5 Los datos presentados en este ejemplo confirman y extienden los resultados obtenidos en el ejemplo anterior, realizado en cerdos. La administración ID de la vacuna trivalente de la gripe induce una fuerte respuesta inmune en animales sensibilizados (conejillos de indias además de cerdos). Además, se ilustra el potencial de los adyuvantes de reforzar adicionalmente esta respuesta inmune. Se mostró que dos dosis diferentes de 3D-MPLin + QS21 reforzaban significativamente las titulaciones de anticuerpo inducidas por la vacunación con antígeno trivalente

10 escindido de la gripe.
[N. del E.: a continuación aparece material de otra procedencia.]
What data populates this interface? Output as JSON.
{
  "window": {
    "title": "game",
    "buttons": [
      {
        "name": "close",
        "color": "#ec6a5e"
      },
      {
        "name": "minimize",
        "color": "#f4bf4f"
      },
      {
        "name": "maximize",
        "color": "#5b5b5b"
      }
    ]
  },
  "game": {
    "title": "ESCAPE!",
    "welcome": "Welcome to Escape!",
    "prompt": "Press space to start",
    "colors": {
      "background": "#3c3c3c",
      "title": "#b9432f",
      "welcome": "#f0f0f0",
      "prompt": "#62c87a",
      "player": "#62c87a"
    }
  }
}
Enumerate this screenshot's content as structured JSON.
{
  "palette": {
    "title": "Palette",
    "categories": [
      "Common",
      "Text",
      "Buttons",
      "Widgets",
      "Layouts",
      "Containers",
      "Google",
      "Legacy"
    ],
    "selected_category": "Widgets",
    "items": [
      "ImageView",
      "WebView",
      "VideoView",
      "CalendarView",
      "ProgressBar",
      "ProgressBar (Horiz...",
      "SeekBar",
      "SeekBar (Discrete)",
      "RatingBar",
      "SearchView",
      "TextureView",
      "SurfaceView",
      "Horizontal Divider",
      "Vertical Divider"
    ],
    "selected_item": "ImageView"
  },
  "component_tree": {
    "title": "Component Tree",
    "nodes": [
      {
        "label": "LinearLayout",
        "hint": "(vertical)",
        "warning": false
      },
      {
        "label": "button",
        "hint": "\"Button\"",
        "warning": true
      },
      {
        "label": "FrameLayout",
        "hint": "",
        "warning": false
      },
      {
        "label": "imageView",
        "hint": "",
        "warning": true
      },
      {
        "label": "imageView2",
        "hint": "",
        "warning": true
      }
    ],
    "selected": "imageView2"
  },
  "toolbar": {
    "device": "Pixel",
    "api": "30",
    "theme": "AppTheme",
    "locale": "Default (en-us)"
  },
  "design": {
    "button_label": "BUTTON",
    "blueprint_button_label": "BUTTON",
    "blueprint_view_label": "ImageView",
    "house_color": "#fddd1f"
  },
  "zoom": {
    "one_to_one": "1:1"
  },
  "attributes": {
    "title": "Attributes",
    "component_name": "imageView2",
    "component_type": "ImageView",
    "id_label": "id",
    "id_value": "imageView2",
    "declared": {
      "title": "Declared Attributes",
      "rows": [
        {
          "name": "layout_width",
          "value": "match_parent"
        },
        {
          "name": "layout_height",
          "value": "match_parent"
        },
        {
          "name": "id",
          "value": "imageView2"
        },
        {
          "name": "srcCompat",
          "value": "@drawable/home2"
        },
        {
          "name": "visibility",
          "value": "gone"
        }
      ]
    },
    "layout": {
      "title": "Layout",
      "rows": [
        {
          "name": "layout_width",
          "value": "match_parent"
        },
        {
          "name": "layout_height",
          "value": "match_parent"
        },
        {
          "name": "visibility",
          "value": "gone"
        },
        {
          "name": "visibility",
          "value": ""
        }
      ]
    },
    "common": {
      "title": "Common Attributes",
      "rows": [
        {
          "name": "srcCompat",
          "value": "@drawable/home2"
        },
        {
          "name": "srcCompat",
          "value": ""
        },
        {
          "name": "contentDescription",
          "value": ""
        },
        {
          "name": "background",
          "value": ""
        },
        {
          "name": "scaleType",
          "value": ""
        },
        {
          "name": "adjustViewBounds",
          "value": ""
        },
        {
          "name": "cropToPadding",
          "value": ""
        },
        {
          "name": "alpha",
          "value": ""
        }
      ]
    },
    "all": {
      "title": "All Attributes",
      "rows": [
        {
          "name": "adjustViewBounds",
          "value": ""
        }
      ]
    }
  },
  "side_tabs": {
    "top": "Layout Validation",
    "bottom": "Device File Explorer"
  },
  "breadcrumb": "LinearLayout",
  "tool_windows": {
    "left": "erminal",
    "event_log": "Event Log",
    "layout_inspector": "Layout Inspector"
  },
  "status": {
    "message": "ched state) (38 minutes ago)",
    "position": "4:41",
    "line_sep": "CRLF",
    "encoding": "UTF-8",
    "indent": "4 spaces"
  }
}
Así, una vacuna ID de la gripe puede adyuvarse exitosamente y el producto resultante puede inducir respuestas inmunes potenciadas en individuos vacunados.

Claims

REIVINDICACIONES

1.

El uso de una preparación antigénica escindida trivalente de la gripe que se proporciona en un dispositivo de administración intradérmico de aguja corta adaptado para limitar la administración a una localización entre 1,0 y 2,0 mm por debajo de la superficie de la piel, en la fabricación de una vacuna de la gripe de una dosis para administración intradérmica.
2.

El uso según la reivindicación 1 , en el que el antígeno de la gripe es derivado de huevo.
3.

El uso de acuerdo con las reivindicaciones 1 o 2, en el que la vacuna es capaz de inducir una respuesta inmune protectora para las tres cepas de gripe en un población humana adulta (18-60 años) o anciana (más de 60 años de edad).
4.

El uso según una cualquiera de las reivindicaciones 1 a 3, en el que la vacuna comprende al menos un tensioactivo no iónico seleccionado del grupo que consiste en octil- o nonilfenoxipolioxietanoles (por ejemplo la serie comercialmente disponible TritonTM), ésteres de polioxietilensorbitán (serie TweenTM) y éteres o ésteres de polioxietileno de fórmula general (I):

(I) HO(CH2CH2O)n-A-R

en la que n es 1–50, A es un enlace o –C(O)-, R es alquilo C1-50; y combinaciones de dos o más de los mismos.
5.

El uso según la reivindicación 4, en el que la vacuna comprende una combinación de monooleato de polioxietilensorbitán (TweenTM 80) y t-octilfenoxipoli-etoxietanol (TritonTM X-100).
6.

El uso según una cualquiera de las reivindicaciones 1 a 5, en el que la vacuna comprende además un ácido biliar o ácido cólico, o un derivado de los mismos tales como desoxicolato de sodio.
7.

El uso según una cualquiera de las reivindicaciones 1 a 6, en el que la vacuna se proporciona en un volumen de dosis entre aproximadamente 0,1 y aproximadamente 0,2 ml.
8.

El uso según una cualquiera de las reivindicaciones 1 a 7, en el que la vacuna se proporciona con una dosis de antígeno de 1-7,5 ug de hemaglutinina por cepa de gripe presente.
9.

El uso según una cualquiera de las reivindicaciones 1 a 8, en el que la vacuna comprende además un adyuvante, tal como un adyuvante que comprende una combinación de colesterol, una saponina y un derivado de LPS.
10.

Un estuche farmacéutico que comprende:

(i)

un dispositivo de administración intradérmica de aguja corta adaptado para limitar la administración a una localización entre 1,0 y 2,0 mm por debajo de la superficie de la piel; y

(ii)

una vacuna de la gripe trivalente escindida.
11.

El estuche farmacéutico según la reivindicación 10, en el que el volumen de la vacuna es de entre aproximadamente 0,05 y 0,2 ml.
12.

El estuche farmacéutico de acuerdo con cualquiera de las reivindicaciones 10 u 11, en el que el dispositivo de administración intradérmica se suministra prellenado con la vacuna.
13.

Una preparación antigénica trivalente escindida de gripe que se proporciona en un dispositivo de administración intradérmica de aguja corta adaptado para limitar la administración a una localización entre 0,1 y 2,0 mm por debajo de la superficie de la piel para su uso como vacuna de gripe intradémica de una dosis.